The next step is to actually use them, and do real operations. In the cpp file of the ra8875 library, the function scanV is as follows

void Adafruit_RA8875::scanV_flip(boolean V_scan)
{
if (V_scan) {
writeCommand(0x20);
uint8_t temp = readData();
temp ^= 2;
writeData(temp);
}
else {
writeCommand(0x20);
uint8_t temp = readData();
temp ^= 2;
writeData(temp);
}
}

Now as you can see I've already made the neccesary changes to reflect the operations I wanted, but lets start from scratch. The first part says define a new function called scanV_flip, accept a boolean input, and create a temporary (boolean) variable named V_scan. Next is to check that new temp variable V_scan, and if true, then perform writeCommand(0x20). This is what allows us to tell the driver, hey we are referring to your register address in hex 0x20. Then we create a new variable 8 bits long with uint8_t temp, and initialize it to readData() or the 8-bit sequence located at Register address 0x20. We now have some unknown sequence, that right now we really don't care. What we do want is is to flip the #1 bit in the sequence, like this XXXX X_XX. So if its a zero, make it a 1, if its a 1, make it a 0. For this operation I decided to use the XOR operator for the logic stated above. Now the number 2 is used because when we represent the number 2 in binary (using 8-bits) 0000 0010. So now matter whats int the rest of the sequence we'll only flip the 2nd bit. Lets say we wanted to flip the 3rd bit, XXXX _XXX. We would use the number 4. This is because each bit in the sequence is really just 2 ^ of that bit. So bit 0 is XXXX XXX_ and is equal to 1 (2^0), and bit 7 is _XXX XXXX and is equal to 128 (2^7). So we can write any sequence of binary in any number want by just knowing the bit we want to operate. Another example its lets say we wanted to flip the 3rd, 4th, and 7th bit, again I would use the XOR operator and write

temp ^= 152;

Because 1001 1000, with the bits 3, 4 and 7 flipped to one. So if we had the sequence read from the Register address 0x20 read out 44, or 0010 1100. Then after the XOR operator using temp ^= 152; the same address would read, 180 or 1011 0100 in binary.

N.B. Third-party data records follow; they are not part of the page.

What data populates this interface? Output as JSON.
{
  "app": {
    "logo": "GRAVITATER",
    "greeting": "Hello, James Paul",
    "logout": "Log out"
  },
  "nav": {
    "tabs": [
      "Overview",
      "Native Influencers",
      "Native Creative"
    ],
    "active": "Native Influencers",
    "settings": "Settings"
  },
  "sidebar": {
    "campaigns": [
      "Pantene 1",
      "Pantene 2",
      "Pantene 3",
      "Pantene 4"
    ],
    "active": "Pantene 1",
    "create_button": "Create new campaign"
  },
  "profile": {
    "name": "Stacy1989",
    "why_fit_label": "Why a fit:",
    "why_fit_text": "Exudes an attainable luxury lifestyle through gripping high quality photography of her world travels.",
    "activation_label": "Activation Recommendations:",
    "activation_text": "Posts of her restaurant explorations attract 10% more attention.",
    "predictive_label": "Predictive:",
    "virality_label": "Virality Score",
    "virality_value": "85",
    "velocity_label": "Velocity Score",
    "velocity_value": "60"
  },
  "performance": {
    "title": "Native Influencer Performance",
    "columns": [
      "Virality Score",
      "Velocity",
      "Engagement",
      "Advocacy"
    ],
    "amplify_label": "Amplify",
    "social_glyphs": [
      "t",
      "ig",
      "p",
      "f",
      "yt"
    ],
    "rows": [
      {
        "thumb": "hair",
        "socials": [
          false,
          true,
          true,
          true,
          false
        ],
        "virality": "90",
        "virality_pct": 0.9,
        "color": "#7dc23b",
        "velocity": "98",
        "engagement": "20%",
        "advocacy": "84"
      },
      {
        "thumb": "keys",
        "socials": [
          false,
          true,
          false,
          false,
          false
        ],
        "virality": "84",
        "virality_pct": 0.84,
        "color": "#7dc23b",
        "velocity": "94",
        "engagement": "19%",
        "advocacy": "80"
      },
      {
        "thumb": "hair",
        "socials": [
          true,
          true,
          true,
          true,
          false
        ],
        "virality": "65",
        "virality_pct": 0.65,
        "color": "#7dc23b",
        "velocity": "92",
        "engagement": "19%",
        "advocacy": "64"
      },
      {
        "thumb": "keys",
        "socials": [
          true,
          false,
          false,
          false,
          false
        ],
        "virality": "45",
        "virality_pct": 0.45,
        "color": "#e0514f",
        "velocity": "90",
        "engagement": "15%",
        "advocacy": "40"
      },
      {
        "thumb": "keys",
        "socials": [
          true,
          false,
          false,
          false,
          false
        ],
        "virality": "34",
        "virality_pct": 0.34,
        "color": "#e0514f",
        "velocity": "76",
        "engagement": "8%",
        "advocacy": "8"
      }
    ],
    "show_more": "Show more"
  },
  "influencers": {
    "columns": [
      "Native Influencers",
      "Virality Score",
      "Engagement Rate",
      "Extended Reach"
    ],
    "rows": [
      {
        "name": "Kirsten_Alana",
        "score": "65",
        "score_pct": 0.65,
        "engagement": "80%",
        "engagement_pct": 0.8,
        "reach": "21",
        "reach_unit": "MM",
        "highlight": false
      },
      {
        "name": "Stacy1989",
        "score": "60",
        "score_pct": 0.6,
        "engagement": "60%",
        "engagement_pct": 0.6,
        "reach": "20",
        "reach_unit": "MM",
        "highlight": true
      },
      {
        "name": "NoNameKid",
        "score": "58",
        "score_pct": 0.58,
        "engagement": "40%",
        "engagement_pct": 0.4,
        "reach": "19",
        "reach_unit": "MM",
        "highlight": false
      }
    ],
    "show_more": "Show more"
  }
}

I've corrected my mistake in the libraries and uploaded the new versions to Github. This was a good learning experience and a real wtf is going on. Especially when I would use just one function and it would work, but not two, and not if the same one was used again? Took awhile but that's the result. Good old fashioned learning by failure, after failure, and the desire to get it right.